Sous ce titre, un professeur de lettres, Antoine Desjardins, publie une sorte de manifeste. Cette déclaration fougueuse inventorie (presque) tout ce par quoi l’Education Nationale entrave la transmission du savoir.
Commentaire d’une enseignante : … nous avons eu un second jour de formation collective des formateurs « Vous, professeurs, vous n’êtes pas là prioritairement pour transmettre des connaissances, mais pour transmettre les valeurs de la République ».
Antoine Desjardins soutient aussi un appel de Sauver les lettres, pour le rétablissement des horaires de français, au niveau, semble-t-il, de ceux de 1976.
L’ensemble présente, selon nous, quelques contradictions.
Anarchie
Comment un anarchiste, certes éclairé, peut-il supporter d’œuvrer dans une institution cultivant une idéologie totalitaire ? Envisage-t-il de profiter de sa qualité d’enseignant pour déposer quelques bombes rue de Grenelle ?

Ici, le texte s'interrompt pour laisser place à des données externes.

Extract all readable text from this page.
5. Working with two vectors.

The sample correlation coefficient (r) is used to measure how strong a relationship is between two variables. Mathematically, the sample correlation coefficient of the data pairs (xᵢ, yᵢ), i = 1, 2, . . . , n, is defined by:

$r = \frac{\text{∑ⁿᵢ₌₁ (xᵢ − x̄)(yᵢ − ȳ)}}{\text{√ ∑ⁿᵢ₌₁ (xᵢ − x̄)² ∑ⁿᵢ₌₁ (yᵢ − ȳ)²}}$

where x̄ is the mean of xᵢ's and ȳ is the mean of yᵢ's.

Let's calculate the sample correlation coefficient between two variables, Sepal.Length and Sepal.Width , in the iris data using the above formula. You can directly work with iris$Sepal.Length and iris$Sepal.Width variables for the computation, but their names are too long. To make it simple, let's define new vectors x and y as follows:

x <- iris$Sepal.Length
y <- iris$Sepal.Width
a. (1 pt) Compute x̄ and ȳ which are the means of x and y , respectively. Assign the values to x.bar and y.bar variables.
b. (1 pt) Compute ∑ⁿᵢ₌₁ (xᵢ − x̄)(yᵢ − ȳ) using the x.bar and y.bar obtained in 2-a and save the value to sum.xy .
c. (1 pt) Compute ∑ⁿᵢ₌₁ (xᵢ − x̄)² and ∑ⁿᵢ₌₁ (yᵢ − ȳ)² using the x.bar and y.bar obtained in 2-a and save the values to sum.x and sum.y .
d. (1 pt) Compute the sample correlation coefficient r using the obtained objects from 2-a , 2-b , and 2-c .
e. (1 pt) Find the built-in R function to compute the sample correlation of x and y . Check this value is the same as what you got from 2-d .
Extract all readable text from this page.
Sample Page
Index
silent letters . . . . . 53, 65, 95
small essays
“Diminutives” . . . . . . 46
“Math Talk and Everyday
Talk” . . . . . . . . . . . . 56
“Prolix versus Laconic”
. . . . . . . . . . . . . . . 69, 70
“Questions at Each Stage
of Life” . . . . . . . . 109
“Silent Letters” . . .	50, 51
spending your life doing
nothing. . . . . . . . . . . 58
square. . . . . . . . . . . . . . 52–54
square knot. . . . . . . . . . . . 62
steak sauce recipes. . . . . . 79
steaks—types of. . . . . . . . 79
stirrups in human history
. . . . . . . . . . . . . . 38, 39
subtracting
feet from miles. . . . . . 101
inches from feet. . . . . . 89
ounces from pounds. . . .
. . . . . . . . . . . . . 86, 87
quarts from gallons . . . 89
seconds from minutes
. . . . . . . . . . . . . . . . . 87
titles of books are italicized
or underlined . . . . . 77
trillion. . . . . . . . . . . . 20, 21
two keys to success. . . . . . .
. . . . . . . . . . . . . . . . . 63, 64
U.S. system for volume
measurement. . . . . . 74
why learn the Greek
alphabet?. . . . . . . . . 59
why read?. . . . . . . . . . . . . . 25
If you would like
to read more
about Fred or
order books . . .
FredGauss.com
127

Résistant, met-il déjà en pratique toutes les résolutions qu’il exprime au futur ? Est-il, de ce fait, victime du harcèlement hiérarchique ? Ne pourrait-il en faire autant, voire plus, en travaillant en indépendant, sans Dieu ni maître ?
Ou bien s’agit-il simplement d’un procédé littéraire pour susciter l’intérêt du lecteur?
Liberté pédagogique
Une liberté est un droit, forcément limitée par des devoirs. En l’occurrence, le devoir essentiel est de répondre aux vrais besoins des élèves, avec la volonté d’exigence pour tous, comme le dit l’auteur. On imagine volontiers qu’Antoine Desjardins ne peut être pris en défaut sur ce point.
Mais est-il naïf au point de croire que tous ses collègues instituteurs et professeurs de lettres ont les mêmes exigences, qu’aucun n’invoque la liberté pédagogique pour s’installer dans un conformisme commode ?
La quasi-totalité de ce manifeste est écrit à la première personne « Je », sauf une phrase, in fine, « il est grand temps… d’aller vers une école démocratique… », qui manifestement concerne tous les enseignants. C’est surprenant.
Le rétablissement des horaires de français
Cet appel, soutenu par Antoine Desjardins demande que l’horaire global de français dans le primaire et au collège, revienne de 2200 heures à 2800, comme en 1976.
Aucune allusion au fait que, pour la moyenne des élèves, l’instruction reçue en une heure de cours en 2016 est de qualité très inférieure à celle reçue en 1976, en raison d’une part des pratiques constructivistes et du laxisme généralisé, et aussi des effets cumulatifs de la débâcle.
Le jour où la liberté pédagogique sera limitée par le devoir de non malfaisance (primum non nocere), les 2200 heures seront, selon le souhait d’Antoine Desjardins, « du temps entièrement disciplinaire, du bon temps qui dure, épais et solide ». Il sera alors possible de passer à 2800 heures utiles, car augmenter l’horaire sans changer les pratiques serait inopérant.
L’appel de Sauver les lettres semble aussi négliger une distinction majeure:
-dans le primaire, si les instituteurs étaient libérés de toutes les activités et pratiques chronophages, ils pourraient aisément augmenter le temps consacré au français
-au collège, si le temps de service des professeurs n’est pas modifié, l’augmentation des horaires de français implique le recrutement de professeurs supplémentaires, sauf si les professeurs de lettres acceptent de donner, par amour de leur métier, une heure ou deux de plus par semaine sans contrepartie.
Ce détail n’a pu échapper à Sauver les lettres.
Toutes les initiatives sont respectables, mais un peu de cohérence ne serait pas superflu.